Pursuant to the Tender Offer Statement on Schedule TO originally filed with the SEC by the Company on April 1, 2024 (together with any subsequent amendments and supplements thereto, the “Schedule TO”) in connection with the Company’s offer to purchase for cash up to 2,120,269 of its issued and outstanding shares of Class A Common Stock at a price of $10.598120 per share (the “Purchase Price”), a total of 1,941,684 shares of Class A Common Stock (the “Tendered Shares”) were validly tendered and not properly withdrawn as of the expiration date of the tender offer and were accepted for purchase by the Company. As of the Closing Date, the Company purchased all such Tendered Shares of Class A Common Stock at the Purchase Price.

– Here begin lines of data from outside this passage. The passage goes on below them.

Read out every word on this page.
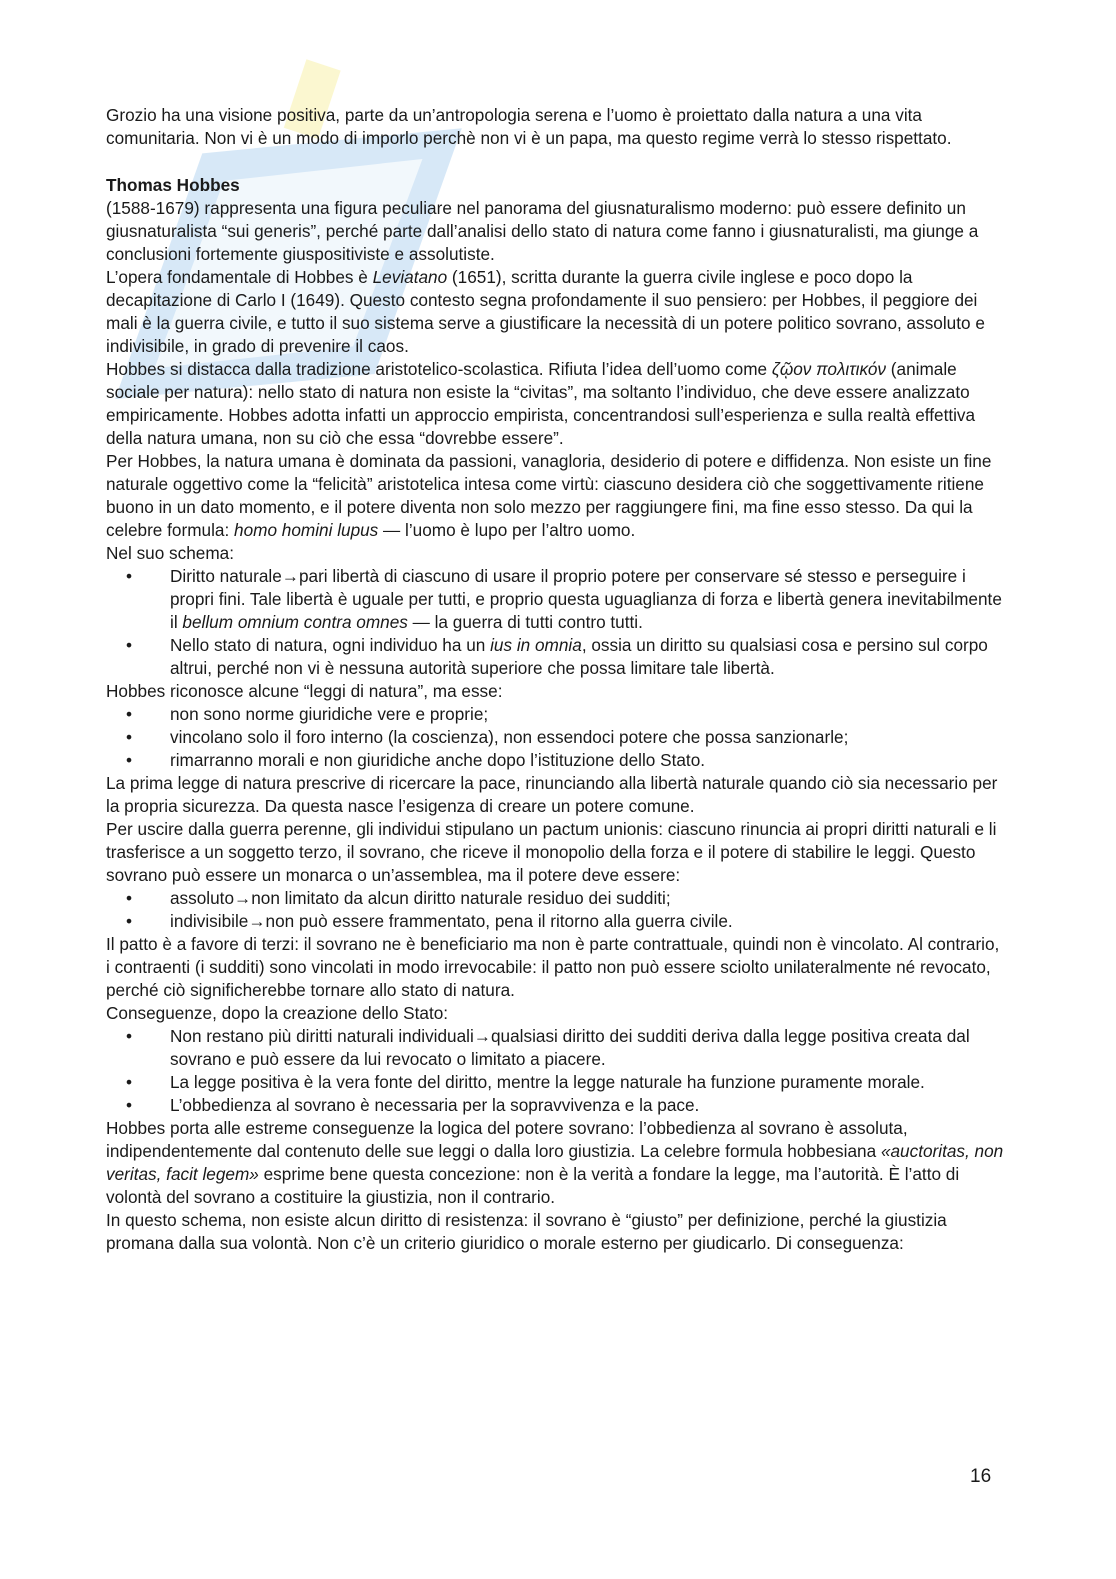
Grozio ha una visione positiva, parte da un’antropologia serena e l’uomo è proiettato dalla natura a una vita comunitaria. Non vi è un modo di imporlo perchè non vi è un papa, ma questo regime verrà lo stesso rispettato.

Thomas Hobbes

(1588-1679) rappresenta una figura peculiare nel panorama del giusnaturalismo moderno: può essere definito un giusnaturalista “sui generis”, perché parte dall’analisi dello stato di natura come fanno i giusnaturalisti, ma giunge a conclusioni fortemente giuspositiviste e assolutiste.

L’opera fondamentale di Hobbes è Leviatano (1651), scritta durante la guerra civile inglese e poco dopo la decapitazione di Carlo I (1649). Questo contesto segna profondamente il suo pensiero: per Hobbes, il peggiore dei mali è la guerra civile, e tutto il suo sistema serve a giustificare la necessità di un potere politico sovrano, assoluto e indivisibile, in grado di prevenire il caos.

Hobbes si distacca dalla tradizione aristotelico-scolastica. Rifiuta l’idea dell’uomo come ζῷον πολιτικόν (animale sociale per natura): nello stato di natura non esiste la “civitas”, ma soltanto l’individuo, che deve essere analizzato empiricamente. Hobbes adotta infatti un approccio empirista, concentrandosi sull’esperienza e sulla realtà effettiva della natura umana, non su ciò che essa “dovrebbe essere”.

Per Hobbes, la natura umana è dominata da passioni, vanagloria, desiderio di potere e diffidenza. Non esiste un fine naturale oggettivo come la “felicità” aristotelica intesa come virtù: ciascuno desidera ciò che soggettivamente ritiene buono in un dato momento, e il potere diventa non solo mezzo per raggiungere fini, ma fine esso stesso. Da qui la celebre formula: homo homini lupus — l’uomo è lupo per l’altro uomo.

Nel suo schema:

• Diritto naturale→pari libertà di ciascuno di usare il proprio potere per conservare sé stesso e perseguire i propri fini. Tale libertà è uguale per tutti, e proprio questa uguaglianza di forza e libertà genera inevitabilmente il bellum omnium contra omnes — la guerra di tutti contro tutti.
• Nello stato di natura, ogni individuo ha un ius in omnia, ossia un diritto su qualsiasi cosa e persino sul corpo altrui, perché non vi è nessuna autorità superiore che possa limitare tale libertà.

Hobbes riconosce alcune “leggi di natura”, ma esse:

• non sono norme giuridiche vere e proprie;
• vincolano solo il foro interno (la coscienza), non essendoci potere che possa sanzionarle;
• rimarranno morali e non giuridiche anche dopo l’istituzione dello Stato.

La prima legge di natura prescrive di ricercare la pace, rinunciando alla libertà naturale quando ciò sia necessario per la propria sicurezza. Da questa nasce l’esigenza di creare un potere comune.

Per uscire dalla guerra perenne, gli individui stipulano un pactum unionis: ciascuno rinuncia ai propri diritti naturali e li trasferisce a un soggetto terzo, il sovrano, che riceve il monopolio della forza e il potere di stabilire le leggi. Questo sovrano può essere un monarca o un’assemblea, ma il potere deve essere:

• assoluto→non limitato da alcun diritto naturale residuo dei sudditi;
• indivisibile→non può essere frammentato, pena il ritorno alla guerra civile.

Il patto è a favore di terzi: il sovrano ne è beneficiario ma non è parte contrattuale, quindi non è vincolato. Al contrario, i contraenti (i sudditi) sono vincolati in modo irrevocabile: il patto non può essere sciolto unilateralmente né revocato, perché ciò significherebbe tornare allo stato di natura.

Conseguenze, dopo la creazione dello Stato:

• Non restano più diritti naturali individuali→qualsiasi diritto dei sudditi deriva dalla legge positiva creata dal sovrano e può essere da lui revocato o limitato a piacere.
• La legge positiva è la vera fonte del diritto, mentre la legge naturale ha funzione puramente morale.
• L’obbedienza al sovrano è necessaria per la sopravvivenza e la pace.

Hobbes porta alle estreme conseguenze la logica del potere sovrano: l’obbedienza al sovrano è assoluta, indipendentemente dal contenuto delle sue leggi o dalla loro giustizia. La celebre formula hobbesiana «auctoritas, non veritas, facit legem» esprime bene questa concezione: non è la verità a fondare la legge, ma l’autorità. È l’atto di volontà del sovrano a costituire la giustizia, non il contrario.

In questo schema, non esiste alcun diritto di resistenza: il sovrano è “giusto” per definizione, perché la giustizia promana dalla sua volontà. Non c’è un criterio giuridico o morale esterno per giudicarlo. Di conseguenza:

16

On the Closing Date, the Company completed the Equity Forward Transaction. Prior to the Closing Date, Mr. Ergen assigned the Subscription Agreement in accordance with its terms to the Trust. On the Closing Date, the Company issued and sold to the Trust 17,391,300 shares of Preferred Stock, at an aggregate purchase price of approximately $200 million, or $11.50 per share. The Company used a portion of the proceeds from the Equity Forward Transaction to fund the purchase price for the Property in the Business Combination.
As of the Closing Date, the Company satisfied and discharged its obligations under the Second Restated Note by repaying in full the principal amount of $900,000 to the Sponsor.
As of the Closing Date, the Company satisfied and discharged its obligations under the First Extension Note by repaying in full the principal amount of $1,168,773.76 to the Sponsor.
As of the Closing Date, the Company satisfied and discharged its obligations under the Second Extension Note by repaying in full the principal amount of $539,652.40 to the Sponsor.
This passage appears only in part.